Yeh Jeffrey 4/A
Research Summary
AI-generated summary
RBB Bancorp (RBB) EVP Jeffrey Yeh Exercises Options for 842 Shares
What Happened
- Jeffrey Yeh, Executive Vice President of RBB Bancorp (RBB), exercised/converted derivatives on January 16, 2026. The filing reports acquisition of 842 shares at $21.56 per share (total cash paid $18,154). A second related entry shows 842 shares reported as acquired at $0.00, reflecting conversion/settlement of a derivative instrument (e.g., restricted stock unit/performance unit settlement) rather than a cash purchase. This is an amended Form 4 clarifying previous reporting errors for RSUs/PSUs.
Key Details
- Transaction date: 2026-01-16 (filed/amended: 2026-01-22).

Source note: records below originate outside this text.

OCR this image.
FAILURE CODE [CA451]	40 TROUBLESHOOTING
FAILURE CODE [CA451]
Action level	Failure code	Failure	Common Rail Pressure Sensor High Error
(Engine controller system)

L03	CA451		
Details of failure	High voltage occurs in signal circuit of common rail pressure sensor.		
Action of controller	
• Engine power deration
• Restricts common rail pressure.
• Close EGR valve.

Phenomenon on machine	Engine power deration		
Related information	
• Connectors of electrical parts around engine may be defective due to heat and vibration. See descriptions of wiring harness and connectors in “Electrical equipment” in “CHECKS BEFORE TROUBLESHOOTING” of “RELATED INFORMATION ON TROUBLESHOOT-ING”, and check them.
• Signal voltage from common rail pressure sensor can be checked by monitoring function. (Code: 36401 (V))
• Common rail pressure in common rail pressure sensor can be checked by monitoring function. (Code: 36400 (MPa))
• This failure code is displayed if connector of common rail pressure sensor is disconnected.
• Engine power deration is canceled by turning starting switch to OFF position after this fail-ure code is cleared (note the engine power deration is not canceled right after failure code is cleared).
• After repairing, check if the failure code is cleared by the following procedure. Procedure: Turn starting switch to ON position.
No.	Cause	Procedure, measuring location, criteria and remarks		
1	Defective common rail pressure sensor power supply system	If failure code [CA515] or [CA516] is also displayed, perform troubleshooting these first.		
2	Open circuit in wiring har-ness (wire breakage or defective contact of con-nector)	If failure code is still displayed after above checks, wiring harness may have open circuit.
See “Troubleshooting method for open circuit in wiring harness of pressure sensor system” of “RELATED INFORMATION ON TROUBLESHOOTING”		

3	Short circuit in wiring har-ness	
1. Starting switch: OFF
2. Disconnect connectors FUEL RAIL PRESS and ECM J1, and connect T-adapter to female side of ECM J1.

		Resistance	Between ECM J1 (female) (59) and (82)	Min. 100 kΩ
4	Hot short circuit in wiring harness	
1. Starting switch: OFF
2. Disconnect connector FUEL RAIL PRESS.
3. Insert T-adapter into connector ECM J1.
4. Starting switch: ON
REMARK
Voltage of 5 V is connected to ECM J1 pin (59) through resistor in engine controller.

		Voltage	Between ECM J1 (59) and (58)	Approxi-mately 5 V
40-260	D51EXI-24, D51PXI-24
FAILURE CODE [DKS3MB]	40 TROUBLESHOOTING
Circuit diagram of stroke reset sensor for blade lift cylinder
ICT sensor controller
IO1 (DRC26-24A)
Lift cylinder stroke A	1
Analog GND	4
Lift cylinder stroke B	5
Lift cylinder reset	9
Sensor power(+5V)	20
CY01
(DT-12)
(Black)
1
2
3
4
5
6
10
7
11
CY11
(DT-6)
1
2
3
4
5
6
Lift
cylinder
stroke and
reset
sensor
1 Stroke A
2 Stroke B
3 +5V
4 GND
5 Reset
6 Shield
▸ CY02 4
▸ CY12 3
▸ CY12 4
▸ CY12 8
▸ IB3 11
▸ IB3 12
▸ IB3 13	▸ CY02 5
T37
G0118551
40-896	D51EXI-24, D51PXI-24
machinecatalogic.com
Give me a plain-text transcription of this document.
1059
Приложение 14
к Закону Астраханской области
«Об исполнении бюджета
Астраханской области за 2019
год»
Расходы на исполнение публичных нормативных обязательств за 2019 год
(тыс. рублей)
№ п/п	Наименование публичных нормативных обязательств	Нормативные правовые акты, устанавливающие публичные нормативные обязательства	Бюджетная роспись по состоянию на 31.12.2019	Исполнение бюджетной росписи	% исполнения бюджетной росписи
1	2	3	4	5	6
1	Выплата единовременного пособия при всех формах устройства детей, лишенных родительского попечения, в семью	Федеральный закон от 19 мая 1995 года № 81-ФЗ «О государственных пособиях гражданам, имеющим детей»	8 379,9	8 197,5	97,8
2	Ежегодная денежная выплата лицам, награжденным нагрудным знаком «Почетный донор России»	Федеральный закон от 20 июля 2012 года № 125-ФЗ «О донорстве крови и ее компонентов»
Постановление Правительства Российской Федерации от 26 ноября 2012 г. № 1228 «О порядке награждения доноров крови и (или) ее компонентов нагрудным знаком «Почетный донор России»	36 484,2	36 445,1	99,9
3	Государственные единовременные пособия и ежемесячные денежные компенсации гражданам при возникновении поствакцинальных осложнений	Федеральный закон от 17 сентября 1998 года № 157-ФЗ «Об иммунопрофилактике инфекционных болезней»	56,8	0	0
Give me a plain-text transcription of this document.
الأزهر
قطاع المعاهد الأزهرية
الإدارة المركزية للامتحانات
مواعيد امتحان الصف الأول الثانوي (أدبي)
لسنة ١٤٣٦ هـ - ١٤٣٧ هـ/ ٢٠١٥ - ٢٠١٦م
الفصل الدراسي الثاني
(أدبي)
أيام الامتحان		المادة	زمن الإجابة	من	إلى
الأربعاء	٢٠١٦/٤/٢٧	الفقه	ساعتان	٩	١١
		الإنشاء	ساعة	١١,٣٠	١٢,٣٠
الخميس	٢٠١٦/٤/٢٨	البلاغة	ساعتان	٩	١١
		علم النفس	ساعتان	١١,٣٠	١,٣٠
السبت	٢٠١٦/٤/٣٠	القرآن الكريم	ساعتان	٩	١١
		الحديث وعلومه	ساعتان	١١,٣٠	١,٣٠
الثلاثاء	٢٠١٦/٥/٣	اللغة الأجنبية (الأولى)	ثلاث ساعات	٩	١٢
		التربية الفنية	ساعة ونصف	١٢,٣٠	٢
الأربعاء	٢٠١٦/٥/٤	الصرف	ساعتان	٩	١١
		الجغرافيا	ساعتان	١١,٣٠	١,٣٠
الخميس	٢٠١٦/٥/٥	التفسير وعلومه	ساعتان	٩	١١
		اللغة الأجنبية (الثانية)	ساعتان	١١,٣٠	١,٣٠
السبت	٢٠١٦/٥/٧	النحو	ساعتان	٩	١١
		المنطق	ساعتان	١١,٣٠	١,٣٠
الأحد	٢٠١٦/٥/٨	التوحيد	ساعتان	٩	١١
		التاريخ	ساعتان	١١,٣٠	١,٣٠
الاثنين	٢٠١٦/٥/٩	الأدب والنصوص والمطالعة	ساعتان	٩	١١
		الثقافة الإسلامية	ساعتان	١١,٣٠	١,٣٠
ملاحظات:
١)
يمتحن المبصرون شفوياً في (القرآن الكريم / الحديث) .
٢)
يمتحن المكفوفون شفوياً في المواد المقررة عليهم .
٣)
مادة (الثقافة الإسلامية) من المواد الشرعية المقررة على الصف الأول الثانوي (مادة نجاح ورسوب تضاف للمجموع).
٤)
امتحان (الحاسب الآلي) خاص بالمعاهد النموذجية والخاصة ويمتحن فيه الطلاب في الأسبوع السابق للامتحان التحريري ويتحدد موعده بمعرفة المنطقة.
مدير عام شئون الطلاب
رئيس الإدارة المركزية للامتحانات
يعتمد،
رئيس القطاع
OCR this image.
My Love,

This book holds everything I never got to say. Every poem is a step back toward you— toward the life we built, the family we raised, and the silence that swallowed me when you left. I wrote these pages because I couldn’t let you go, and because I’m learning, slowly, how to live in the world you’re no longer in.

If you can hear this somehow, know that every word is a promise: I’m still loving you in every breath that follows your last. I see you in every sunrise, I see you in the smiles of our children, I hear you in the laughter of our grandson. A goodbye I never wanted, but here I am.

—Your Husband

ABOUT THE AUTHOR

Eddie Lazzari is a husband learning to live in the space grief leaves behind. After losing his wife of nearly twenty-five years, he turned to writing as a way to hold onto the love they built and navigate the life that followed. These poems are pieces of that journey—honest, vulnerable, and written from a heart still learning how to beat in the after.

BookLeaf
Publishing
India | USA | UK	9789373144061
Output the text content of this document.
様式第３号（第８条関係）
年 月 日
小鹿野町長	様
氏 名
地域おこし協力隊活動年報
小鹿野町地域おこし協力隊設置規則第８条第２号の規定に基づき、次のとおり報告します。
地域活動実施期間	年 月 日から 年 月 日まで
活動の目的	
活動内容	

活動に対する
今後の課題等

- Paid: 842 shares at $21.56 each (total $18,154); plus 842 shares reported at $0.00 (derivative conversion/settlement).
- Shares owned after transaction: not specified in the excerpt provided; see the full Form 4 for total holdings.
- Notable footnotes: multiple RSU and PSU grants with staggered vesting schedules (see F1–F7). PSUs vest conditionally on performance and continued employment; some PSUs can vest up to 150% of target. F8 notes a prior administrative omission (May 12, 2025 filing) that overstated May 8, 2025 grants and clarifies RSUs/PSUs will be settled in common stock. Remarks correct an RSU count from the 03/20/2024 grant (should be 2,652 not 2,143).
- Filing status: This is an amended Form 4 filed six days after the transaction date, indicating a correction to prior reporting (the gap suggests the original report required amendment).
Context
- For retail investors: an "M" code indicates exercise or conversion of a derivative. The $21.56 entry shows a cash exercise (insider paid the exercise price); the $0.00 entry represents shares received via conversion/settlement of compensation awards (no cash outlay).
- The amendment and footnotes emphasize that many of these shares stem from time- and performance-based awards that vest over multi-year schedules; vesting is often contingent on continued employment and, for PSUs, achievement of performance targets. These grant conversions are routine compensation events and do not necessarily signal a change in the insider’s view of the company.